下図は、ある施設で一定の基準で耐糖能障害が疑われた患者について、75g経口ブドウ糖負荷試験を実施し、糖尿病型と判定された患者100名と、正常型を呈した患者100名について、ヘモグロビンA1c(HbA1c)および血清フルクトサミン(FRA)を測定した結果を示したものです(データは演習用に作成したものです)。

下表を利用して各カットオフ値での感度・特異度を求め、ROC曲線を作成して両者の病態識別能を比較してください。

●HbA1c

Cut off値 >10.2 9.8 9.4 9.0 8.6 8.2 7.6 7.2 6.8 6.4 6.0 5.6 5.2 4.0
感度%                            
特異度%                            
Cut off値 >400 360 340 320 300 290 280 270 260 250 240 230 220 100
感度%                            
特異度%                            

ヒント1(QM0011):検査の病態識別能-感度・特異度

 日常診療における臨床検査の役割は、疾患の有無の鑑別やその重症度の判定、治療効果の判定など、患者の病態の識別が主な目的となります。したがって、その検査が目的とする病態をどれだけ正しく判別する能力があるか、という点 ― 検査の病態識別能 ― が検査の臨床的有用性を決定する重要な因子になります。

 この病態識別能は疫学的調査に基づいて評価されます。例えば、ある疾患Dの診断に用いる定性検査Tを評価する場合、鑑別診断の目的で検査Tが施行されるであろう集団を対象として集め、各患者を一定の確立した基準(gold standard)に基づいて、検査Tの成績と独立に疾患Dの有無を決定します。ついで、各患者に検査Tを施行して図のような2×2分割表に集計し、以下の指標を求めます。

・感度 sensitivity:疾患Dを有する群での検査Tの陽性率(真陽性率)
・特異度 specificity:疾患Dを持たない群での検査Tの陰性率(真陰性率=1-偽陽性率)
・予測値 predictive value:検査Tが陽性(陰性)の場合に疾患Dを有する(有さない)確率

 横方向に集計する予測値は有病率(prevalence)の影響を受けます。例えば、陽性予測値は、下図のように有病率によって大きく変化し、有病率が低くなると陽性予測値は急速に低下します。したがって、病態識別能を表す検査固有の指標としては感度、特異度が用いられます。

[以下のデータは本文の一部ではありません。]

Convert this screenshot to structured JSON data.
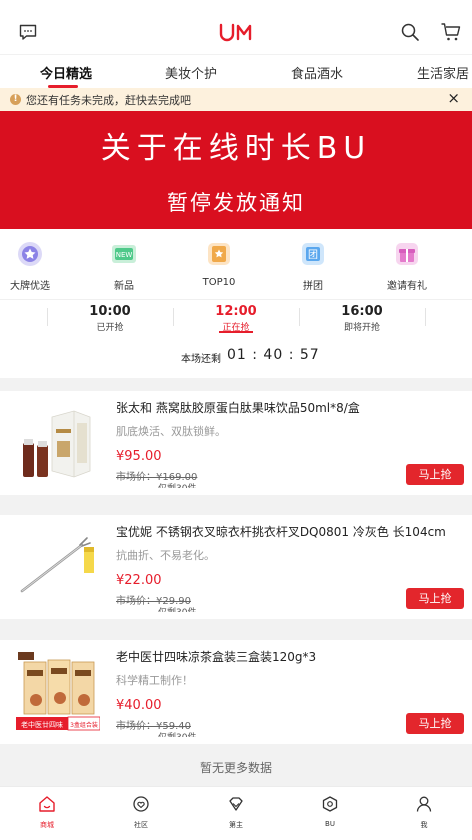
{
  "brand": {
    "accent": "#e61d2b",
    "banner_bg": "#d90f1f"
  },
  "header": {
    "logo_icon": "um-logo",
    "left_icon": "message-icon",
    "right_icons": [
      "search-icon",
      "cart-icon"
    ]
  },
  "tabs": [
    {
      "label": "今日精选",
      "active": true
    },
    {
      "label": "美妆个护",
      "active": false
    },
    {
      "label": "食品酒水",
      "active": false
    },
    {
      "label": "生活家居",
      "active": false
    }
  ],
  "notice": {
    "text": "您还有任务未完成，赶快去完成吧",
    "close": "×"
  },
  "banner": {
    "line1": "关于在线时长BU",
    "line2": "暂停发放通知"
  },
  "categories": [
    {
      "label": "大牌优选",
      "icon": "star-badge-icon"
    },
    {
      "label": "新品",
      "icon": "new-tag-icon"
    },
    {
      "label": "TOP10",
      "icon": "top-badge-icon"
    },
    {
      "label": "拼团",
      "icon": "group-icon"
    },
    {
      "label": "邀请有礼",
      "icon": "gift-icon"
    }
  ],
  "time_slots": [
    {
      "time": "10:00",
      "status": "已开抢",
      "active": false
    },
    {
      "time": "12:00",
      "status": "正在抢",
      "active": true
    },
    {
      "time": "16:00",
      "status": "即将开抢",
      "active": false
    }
  ],
  "countdown": {
    "label": "本场还剩",
    "value": "01 : 40 : 57"
  },
  "products": [
    {
      "title": "张太和 燕窝肽胶原蛋白肽果味饮品50ml*8/盒",
      "subtitle": "肌底焕活、双肽锁鲜。",
      "price": "¥95.00",
      "original_price": "市场价：¥169.00",
      "remaining": "仅剩30件",
      "button": "马上抢",
      "image": "drink-box"
    },
    {
      "title": "宝优妮 不锈钢衣叉晾衣杆挑衣杆叉DQ0801 冷灰色 长104cm",
      "subtitle": "抗曲折、不易老化。",
      "price": "¥22.00",
      "original_price": "市场价：¥29.90",
      "remaining": "仅剩30件",
      "button": "马上抢",
      "image": "clothes-fork"
    },
    {
      "title": "老中医廿四味凉茶盒装三盒装120g*3",
      "subtitle": "科学精工制作！",
      "price": "¥40.00",
      "original_price": "市场价：¥59.40",
      "remaining": "仅剩30件",
      "button": "马上抢",
      "image": "tea-boxes",
      "image_caption": "老中医廿四味",
      "image_caption2": "3盒组合装"
    }
  ],
  "no_more": "暂无更多数据",
  "bottom_nav": [
    {
      "label": "商城",
      "icon": "home-icon",
      "active": true
    },
    {
      "label": "社区",
      "icon": "community-icon",
      "active": false
    },
    {
      "label": "第主",
      "icon": "diamond-icon",
      "active": false
    },
    {
      "label": "BU",
      "icon": "bu-icon",
      "active": false
    },
    {
      "label": "我",
      "icon": "user-icon",
      "active": false
    }
  ]
}
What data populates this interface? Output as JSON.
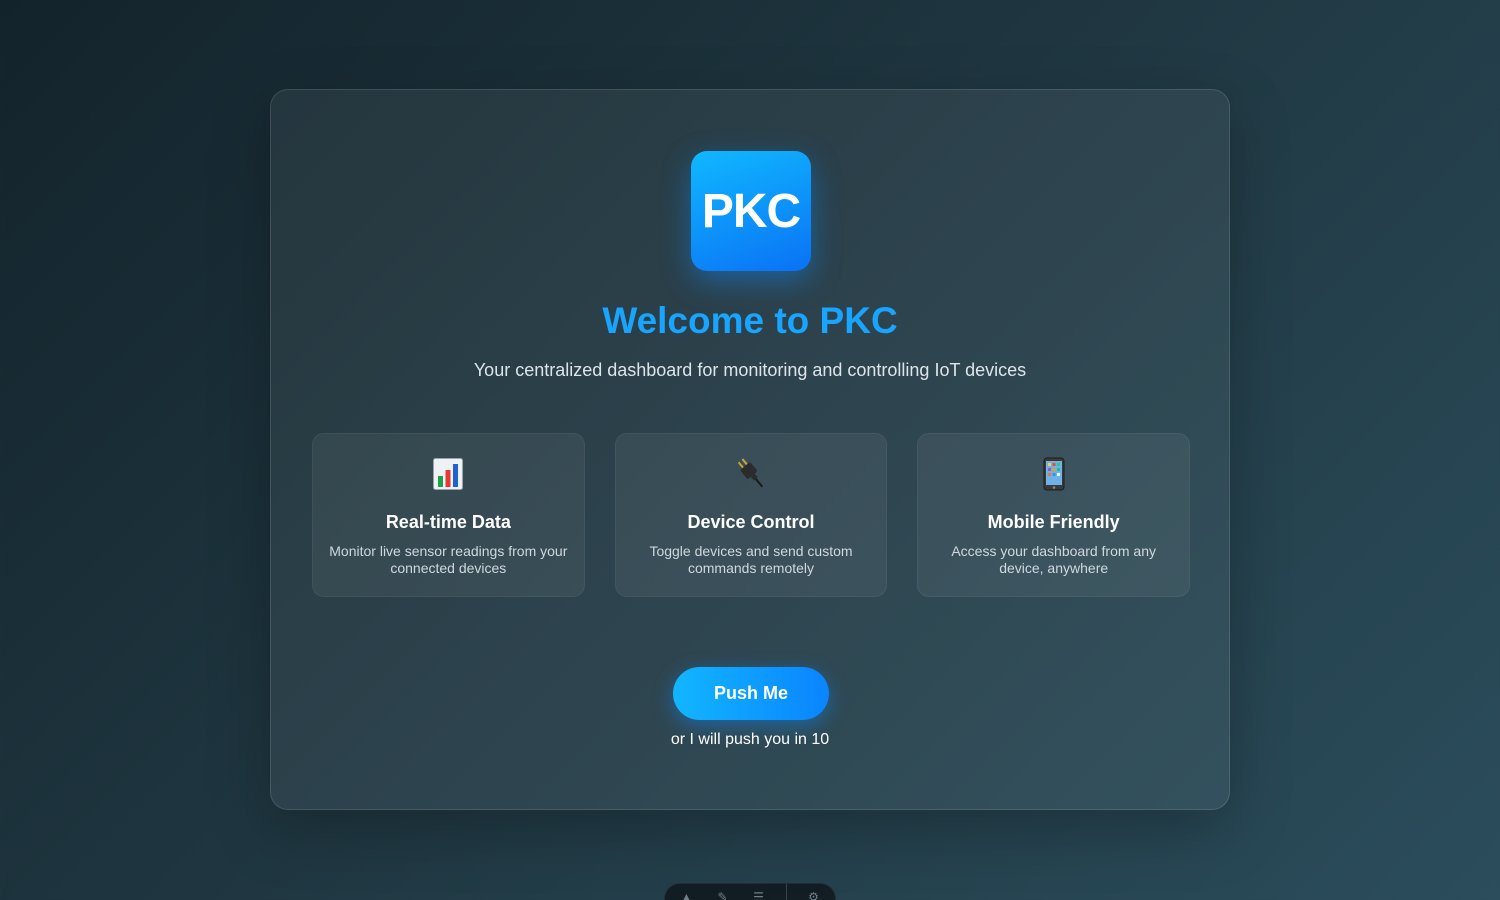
{
  "logo": {
    "text": "PKC"
  },
  "hero": {
    "title": "Welcome to PKC",
    "subtitle": "Your centralized dashboard for monitoring and controlling IoT devices"
  },
  "features": [
    {
      "icon": "bar-chart-icon",
      "title": "Real-time Data",
      "description": "Monitor live sensor readings from your connected devices"
    },
    {
      "icon": "plug-icon",
      "title": "Device Control",
      "description": "Toggle devices and send custom commands remotely"
    },
    {
      "icon": "mobile-phone-icon",
      "title": "Mobile Friendly",
      "description": "Access your dashboard from any device, anywhere"
    }
  ],
  "action": {
    "button_label": "Push Me",
    "countdown_text": "or I will push you in 10"
  },
  "colors": {
    "accent": "#17a5ff",
    "button_gradient_start": "#12b6ff",
    "button_gradient_end": "#0a84ff"
  }
}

ヒント2(QM0011):定量的検査の感度・特異度とROC曲線

 定量的検査の場合、疾患Dを有する群(D+群)と有さない群(D-群)で測定値の度数分布を描くと多くの検査で下図 i)のような重複した分布となります。この検査の病態識別能は、ある一定の値(例えば図のa)を陽性・陰性の2分割値(カットオフ値)として、定性的検査と同様に感度、特異度として求めることができます。

 しかし、定量的検査では感度・特異度は固定した値ではなく、カットオフ値を変更すれば変動します。例えば、カットオフ値を図のa→b→c点と変更していくと、感度は高くなりますが、特異度は低下します。このように検査の感度と特異度の間には損益(trade off)関係が存在しており、単一のカットオフ値での感度・特異度のみでは病態識別能を十分評価できません。

 そこで、縦軸に感度(真陽性率)、横軸に偽陽性率(=1-特異度)をとって、カットオフ値を変更した場合の両者の変化を順次プロットしていくと上図 ii)に示すような曲線になります。これをROC曲線(receiver operating characteristic curve;受信者操作特性曲線)呼びます(この名称は、もともとレーダーの性能評価を目的として考案された手法であることに由来します。)

 ROC曲線には選択しうるすべてのカットオフ値での感度・特異度が描出されます。したがって、ROC曲線を作成しておけば、任意のカットオフ値を選択した場合の病態識別能を容易に知ることができます。また、ROC曲線は最適なカットオフ値(病態識別値)を決定するためにも利用されます。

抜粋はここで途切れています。